Note: I assume there's an easier way to extract text from TextGrid files? Do let me know.

In [None]:
import textgrid as tg
from os.path import join, abspath
import re
import glob
import pandas as pd
import ntpath

In [None]:
data_path = ""
save_path = join(data_path, abspath( join(
    data_path, "../../preprocessed/danpass/")))

In [None]:
test_grid_path = join(data_path, "Corpus_2014_dialogues/d_001_1_f_non-v.TextGrid")

In [None]:
dialogue_paths = glob.glob(join(data_path, "Corpus_2014_dialogues/*.TextGrid"))
monologue_paths = glob.glob(join(data_path, "Corpus_2014_monologues/*.TextGrid"))

In [None]:
def path_leaf(path):
    """
    Extracts the filename from a path string

    """
    head, tail = ntpath.split(path)
    return tail

In [None]:
def extract_text_from_textgrid(path, conv_type = "dialogue"):
    tgrid = tg.TextGrid()
    tgrid.read(f = path)
    orto = tgrid.getList("ortografi")
    
    if (len(orto) > 1):
        print("Length or ortografi was larger than one.

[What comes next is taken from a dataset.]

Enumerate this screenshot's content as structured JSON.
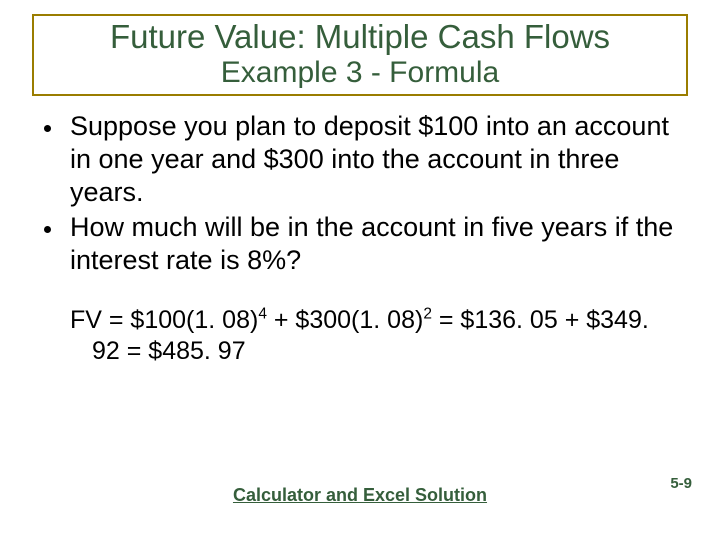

Extracting first element and ignoring rest.")
        
    orto = orto[0]
    
    clean_word = lambda w: re.sub('[,+=]','', w)
    filter_flatten = lambda l: [[element, item] for element, sublist in enumerate(l) for item in sublist if item != ""]
    words = filter_flatten([clean_word(o.mark).split("_") for o in orto])
    
    times = [[i, float(o.minTime),float(o.maxTime)] for i,o in enumerate(orto)]
    #print(times)
    
    speech_turn_df = pd.DataFrame.from_records(words, columns=['Interval', 'Token'])
    speech_turn_df["File"] = path_leaf(path)
    speech_turn_df["Type"] = conv_type
    
    times_df = pd.DataFrame.from_records(times, columns=['Interval', 'Start Time', 'End Time'])
    
    result_df = pd.merge(speech_turn_df, times_df, on = 'Interval', how = 'left')

    return result_df


In [None]:
extract_text_from_textgrid(test_grid_path).head(20)

In [None]:
all_dialogues = pd.concat([extract_text_from_textgrid(p, "dialogue") for p in dialogue_paths])

In [None]:
all_monologues = pd.concat([extract_text_from_textgrid(p, "monologue") for p in monologue_paths])

In [None]:
all_dialogues.head(5)

In [None]:
all_monologues

In [None]:
all_dialogues.to_csv(join(save_path, "dialogue_tokens.csv"))
all_monologues.to_csv(join(save_path, "monologue_tokens.csv"))